DUBAI - Although there is no confirmation about oil and gas reserves in Lebanon, it is a "high probability" to be confirmed by early 2020, Fouad Siniora, Lebanon’s former Prime Minister said.

In February 2018, Lebanon signed its first offshore oil and gas exploration, and production contracts, for two energy blocks with a consortium of France's Total, Italy's Eni and Russia's Novatek.

The natural resources of Lebanon are limited and include limestone, iron ore, and salt.

Protests have been taking place since 17th October against the ruling class, corruption and standard of living. The public debt of the Middle Eastern country is an estimated US$86 billion.

Siniora said the exploration companies had conducted seismic surveys, studies and analysis before taking a decision to invest money in explorations in Lebanon.

"Had it not been positive, they would not have invested their money," Lebanon's Prime Minister from 2005 to 2009 said.

Media reports quoting the Lebanese Petroleum Administration, said an LPA document revealed the potential for several gas-prone and oil-prone source rocks in the Levant basin and noted that these rocks have reached maturity.

Asked how a positive result of oil and gas exploration would impact the economic crisis in Lebanon, Siniora said it would take six to seven years to see results.

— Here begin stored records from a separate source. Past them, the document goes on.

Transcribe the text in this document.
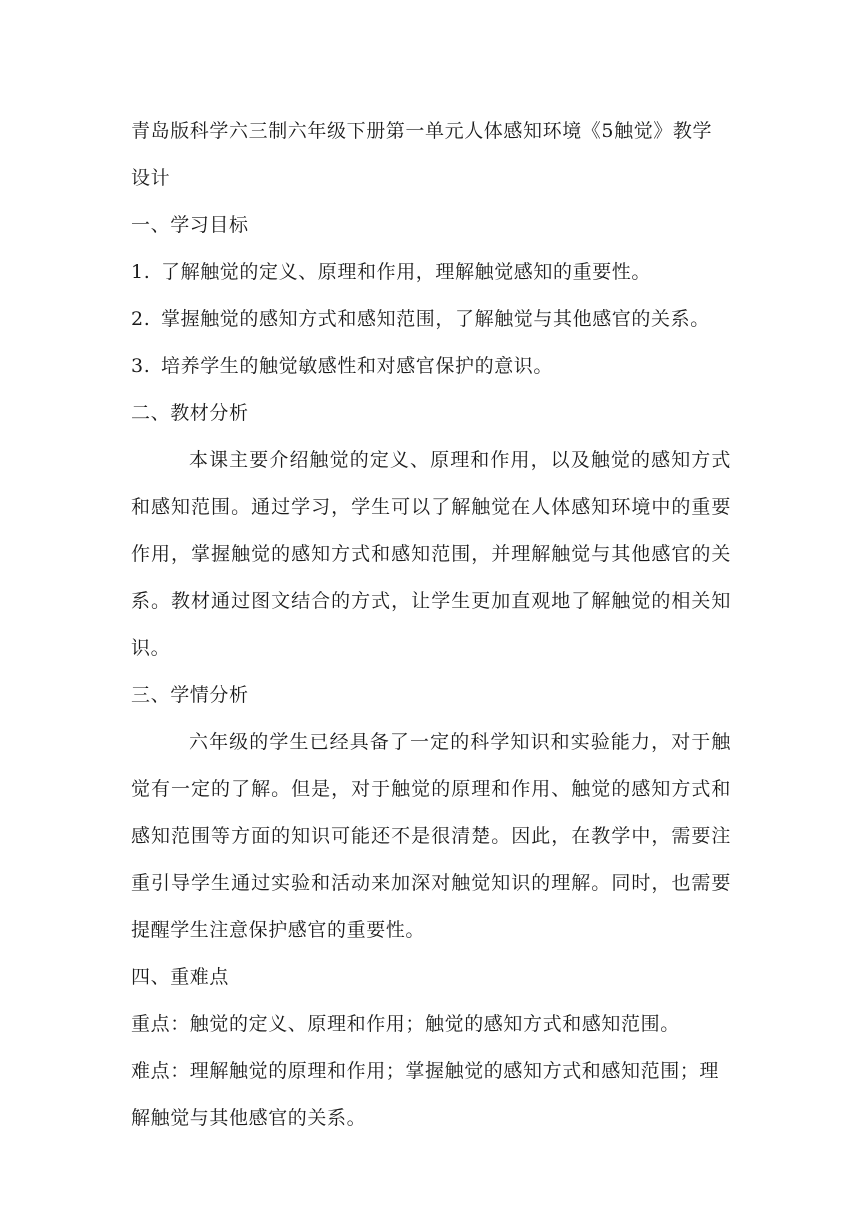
青岛版科学六三制六年级下册第一单元人体感知环境《5触觉》教学设计

一、学习目标

1. 了解触觉的定义、原理和作用，理解触觉感知的重要性。

2. 掌握触觉的感知方式和感知范围，了解触觉与其他感官的关系。

3. 培养学生的触觉敏感性和对感官保护的意识。

二、教材分析

本课主要介绍触觉的定义、原理和作用，以及触觉的感知方式和感知范围。通过学习，学生可以了解触觉在人体感知环境中的重要作用，掌握触觉的感知方式和感知范围，并理解触觉与其他感官的关系。教材通过图文结合的方式，让学生更加直观地了解触觉的相关知识。

三、学情分析

六年级的学生已经具备了一定的科学知识和实验能力，对于触觉有一定的了解。但是，对于触觉的原理和作用、触觉的感知方式和感知范围等方面的知识可能还不是很清楚。因此，在教学中，需要注重引导学生通过实验和活动来加深对触觉知识的理解。同时，也需要提醒学生注意保护感官的重要性。

四、重难点

重点：触觉的定义、原理和作用；触觉的感知方式和感知范围。

难点：理解触觉的原理和作用；掌握触觉的感知方式和感知范围；理解触觉与其他感官的关系。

"What is important is managing these things properly," he pointed out quoting an old saying, "an intelligent person learns from his mistakes, a wise person learns from others’ mistakes and you can guess who is the third one!" "We should not mismanage the economy and we have to manage the hydrocarbon resources very well," he added.

"That is the right thing to do. We need to learn from the past mistakes," said the veteran politician who had worked as a long-term adviser for former Prime Minister Rafic Hariri.

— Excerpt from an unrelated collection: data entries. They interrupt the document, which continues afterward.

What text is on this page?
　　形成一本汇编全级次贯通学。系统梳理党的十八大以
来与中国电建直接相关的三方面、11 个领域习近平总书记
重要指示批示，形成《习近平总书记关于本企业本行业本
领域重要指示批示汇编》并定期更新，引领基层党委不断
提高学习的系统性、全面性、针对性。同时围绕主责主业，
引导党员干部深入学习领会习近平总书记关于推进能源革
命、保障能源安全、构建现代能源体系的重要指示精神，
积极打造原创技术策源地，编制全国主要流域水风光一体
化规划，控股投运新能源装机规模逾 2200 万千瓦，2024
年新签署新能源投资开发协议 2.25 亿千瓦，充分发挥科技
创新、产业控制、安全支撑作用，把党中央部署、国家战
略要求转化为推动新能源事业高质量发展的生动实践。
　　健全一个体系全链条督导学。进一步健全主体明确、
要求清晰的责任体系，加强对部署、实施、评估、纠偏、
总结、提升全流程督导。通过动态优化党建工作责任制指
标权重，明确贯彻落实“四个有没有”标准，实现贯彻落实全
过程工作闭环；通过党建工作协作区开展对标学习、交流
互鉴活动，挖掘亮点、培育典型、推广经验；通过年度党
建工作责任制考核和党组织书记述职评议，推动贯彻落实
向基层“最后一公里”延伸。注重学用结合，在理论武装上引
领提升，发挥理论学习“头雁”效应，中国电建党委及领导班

Siniora had also served as a Minister of Finance under Hariri. He said the position always attracted unpopularity. "Was there any finance minister in the world who was liked by people?" he asked.

To support this argument, he recalled an experience in 1995 when a Lebanese delegation, including 29 ministers, led by the-then president Elias Hrawi, visited Syria on the invitation of Syrian President Hafez Al Assad for signing some agreements between both nations.

In a casual conversation, he heard Hrawi telling Al Assad that cabinet colleagues did not like his minister of finance.

"I heard President Al Assad telling my president: 'If my minister of finance gets friendly with his colleagues, I'd fire him!'," Seniora recalled.

Asked about international donors’ conditions to release $US11 billion they pledged in a conference in Paris in 2018, he said, "The conditions are basically economic reforms, which Lebanon need anyway." All global financial institutions put forward similar conditions to extend aid, he pointed out.